Hemagglutinin(HA)-tagged CERT mutant cDNAs, which encodes single alanine-substitution of Lys32, Trp33, Arg43, Arg66, and Arg98, were subcloned into the EcoR I and Xho I sites in pMXs-IB, a retroviral vector. Preparation of retroviruses and their infection of HeLa-mCAT#8 cells were performed using the Plat-E system, as described previously (Morita et. al., Yamaji et. al.). The concentration of blasticidin-S for selection was 5 µg/ml. The HeLa transfectants were stained with rat anti-HA antibodies and mouse anti-GM130 (Golgi apparatus marker), followed by Alexa Fluor 488-anti rat IgG (green) and Alexa Fluor 594 (red) anti-mouse IgG. Immunofluorescence microscopy was performed as described previously (Yamaji et. al.), and the specimens were visualized with a confocal laser-scanning microscope, LSM510 META (Carl Zeiss, Jena, Germany) equipped with a C-Apochromat 63x/1.2W Corr objective.
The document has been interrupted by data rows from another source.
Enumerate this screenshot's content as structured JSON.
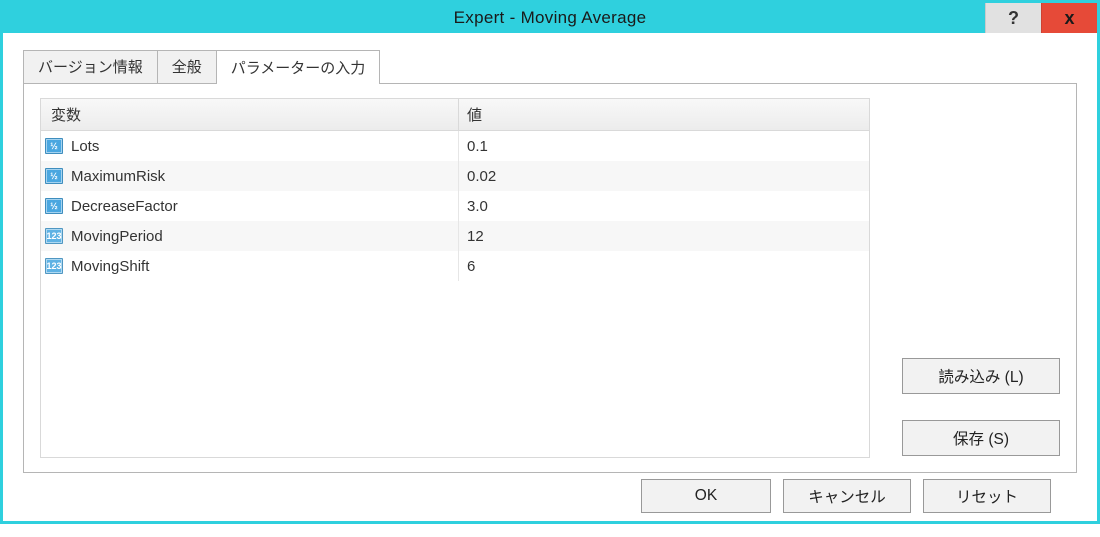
{
  "window": {
    "title": "Expert - Moving Average"
  },
  "titlebar": {
    "help": "?",
    "close": "x"
  },
  "tabs": [
    {
      "label": "バージョン情報",
      "active": false
    },
    {
      "label": "全般",
      "active": false
    },
    {
      "label": "パラメーターの入力",
      "active": true
    }
  ],
  "table": {
    "headers": {
      "variable": "変数",
      "value": "値"
    },
    "rows": [
      {
        "icon": "double",
        "iconText": "½",
        "name": "Lots",
        "value": "0.1"
      },
      {
        "icon": "double",
        "iconText": "½",
        "name": "MaximumRisk",
        "value": "0.02"
      },
      {
        "icon": "double",
        "iconText": "½",
        "name": "DecreaseFactor",
        "value": "3.0"
      },
      {
        "icon": "int",
        "iconText": "123",
        "name": "MovingPeriod",
        "value": "12"
      },
      {
        "icon": "int",
        "iconText": "123",
        "name": "MovingShift",
        "value": "6"
      }
    ]
  },
  "buttons": {
    "load": "読み込み (L)",
    "save": "保存 (S)",
    "ok": "OK",
    "cancel": "キャンセル",
    "reset": "リセット"
  }
}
Table S1. Dissociation constants (K_D) between the CERT PH domain mutants and PtdIns(4)P-embedded liposomes

Mutant	1KD (× 10-6 M)
Wild-type	3.26 ± 0.23
K32A	305 ± 32
W33A	269 ± 17
T34A	39.1 ± 7.2
N35A	39.6 ± 5.7
Y36A	142 ± 30
I37A	19.2 ± 0.76
H38A	16.7 ± 1.0
G39A	4.39 ± 0.92
W40A	(N.D.)2
Q41A	7.47 ± 1.8
R43A	612 ± 14
K56A	3.52 ± 0.23
R66A	42.9 ± 3.9
H79A	(N.D.)2
R85A	(N.D.)2
S93A	2.19 ± 0.1
Y96A	38.6 ± 2.4
R98A	6.88 ± 0.41

¹K_Ds were measured by the SPR method, as described in the Experimental Procedures.

²N.D. = No data. (the recombinant proteins could not be prepared.)

Supplemental Reference

Bieri, M., and Gooley, P.R. (2011). Automated NMR relaxation dispersion data analysis using NESSY. BMC Bioinformatics 12, 421.